If you are currently looking for an easy way to develop an object detection application using javascript, you are then coming to the right place. In this article, we will walk you step by step on how to build a simple yet elegant application that could detect 80 different classes of objects using just javascript.
ml5.js
ml5.js is the machine learning library in your web browser. It is built on top of tensorflow.js in which all the heavy-lifting or low-level tasks regarding machine learning are done in tensorflow.js. It is made for those who have no or little knowledge about machine learning.
p5.js
P5.js is a library of Javascript. It is created to make it easy as possible for beginners to learn how to program interactive, graphical applications, to make a programming language more user-friendly by visualizing it. It provides functions that make JavaScript user life easy to draw in the web.
Object detection
Object detection is a computer vision technique that works to identify and locate objects within an image or video.
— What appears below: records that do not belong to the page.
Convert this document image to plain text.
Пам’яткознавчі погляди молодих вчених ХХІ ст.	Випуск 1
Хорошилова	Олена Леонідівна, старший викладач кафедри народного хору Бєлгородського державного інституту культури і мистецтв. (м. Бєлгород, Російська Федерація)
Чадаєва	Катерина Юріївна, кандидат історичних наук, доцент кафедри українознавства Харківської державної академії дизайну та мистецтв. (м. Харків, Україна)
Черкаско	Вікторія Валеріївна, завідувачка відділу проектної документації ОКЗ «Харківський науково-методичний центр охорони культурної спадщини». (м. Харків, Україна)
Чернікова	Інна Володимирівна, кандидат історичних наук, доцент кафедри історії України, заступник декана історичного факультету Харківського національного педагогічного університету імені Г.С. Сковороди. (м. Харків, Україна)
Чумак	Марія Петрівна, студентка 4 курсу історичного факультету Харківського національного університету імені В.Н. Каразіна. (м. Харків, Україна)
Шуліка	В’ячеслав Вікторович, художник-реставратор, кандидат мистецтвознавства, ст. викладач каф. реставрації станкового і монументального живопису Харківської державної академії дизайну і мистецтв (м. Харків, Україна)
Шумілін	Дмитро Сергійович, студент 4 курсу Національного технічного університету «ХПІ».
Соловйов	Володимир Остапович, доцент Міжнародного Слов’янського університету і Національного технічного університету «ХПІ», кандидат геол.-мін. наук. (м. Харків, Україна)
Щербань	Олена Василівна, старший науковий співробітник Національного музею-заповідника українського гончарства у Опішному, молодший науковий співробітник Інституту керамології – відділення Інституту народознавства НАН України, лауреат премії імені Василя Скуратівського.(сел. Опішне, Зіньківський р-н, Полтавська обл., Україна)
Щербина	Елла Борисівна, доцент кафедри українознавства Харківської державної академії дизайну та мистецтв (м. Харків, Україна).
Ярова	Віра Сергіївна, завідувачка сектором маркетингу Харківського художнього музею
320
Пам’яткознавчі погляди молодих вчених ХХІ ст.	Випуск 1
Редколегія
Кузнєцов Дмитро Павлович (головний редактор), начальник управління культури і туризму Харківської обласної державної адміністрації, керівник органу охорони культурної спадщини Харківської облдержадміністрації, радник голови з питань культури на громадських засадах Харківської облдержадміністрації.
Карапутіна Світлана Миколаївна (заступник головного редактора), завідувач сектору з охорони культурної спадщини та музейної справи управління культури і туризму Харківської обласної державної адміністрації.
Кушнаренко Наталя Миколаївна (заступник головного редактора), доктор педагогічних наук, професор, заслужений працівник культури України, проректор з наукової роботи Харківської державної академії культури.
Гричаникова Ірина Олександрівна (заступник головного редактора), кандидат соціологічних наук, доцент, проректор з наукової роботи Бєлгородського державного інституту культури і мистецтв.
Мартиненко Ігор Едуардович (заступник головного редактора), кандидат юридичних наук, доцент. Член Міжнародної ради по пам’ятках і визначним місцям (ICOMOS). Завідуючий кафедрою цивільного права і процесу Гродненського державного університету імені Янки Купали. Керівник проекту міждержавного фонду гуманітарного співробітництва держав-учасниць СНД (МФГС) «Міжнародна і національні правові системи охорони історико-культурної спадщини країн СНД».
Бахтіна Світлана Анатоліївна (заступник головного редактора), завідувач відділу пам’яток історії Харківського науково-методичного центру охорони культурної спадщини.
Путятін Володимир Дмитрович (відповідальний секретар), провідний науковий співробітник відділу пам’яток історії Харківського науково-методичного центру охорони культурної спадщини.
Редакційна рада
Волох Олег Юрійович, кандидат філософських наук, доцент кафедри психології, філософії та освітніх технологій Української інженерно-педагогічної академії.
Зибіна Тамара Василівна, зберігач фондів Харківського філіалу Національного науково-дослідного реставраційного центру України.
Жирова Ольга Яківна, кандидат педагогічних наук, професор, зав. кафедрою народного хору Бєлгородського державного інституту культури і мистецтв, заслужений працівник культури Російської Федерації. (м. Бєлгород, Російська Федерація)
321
It identifies multiple objects as well as their locations by drawing bounding boxes around the detected ones. There are two pre-trained models within the ml5 objection detection method we can use. They are YOLO and COCO-SSD. Today we will use COCO-SSD.
COCO-SSD
There are two terms in this method - COCO and SSD. First, COCO stands for Common Object in Context. It is large-scale object detection, segmentation, and captioning dataset. Next, SSD stands for Single-Shot Detector. It is the machine learning's object detection technique proposed by Wei Liu et al. So, COCO-SSD is a pre-trained model built from using the SSD technique trained with the COCO dataset. It could detect 80 different classes of objects. The classes are person, bicycle, car, cat, dog, bottle, etc.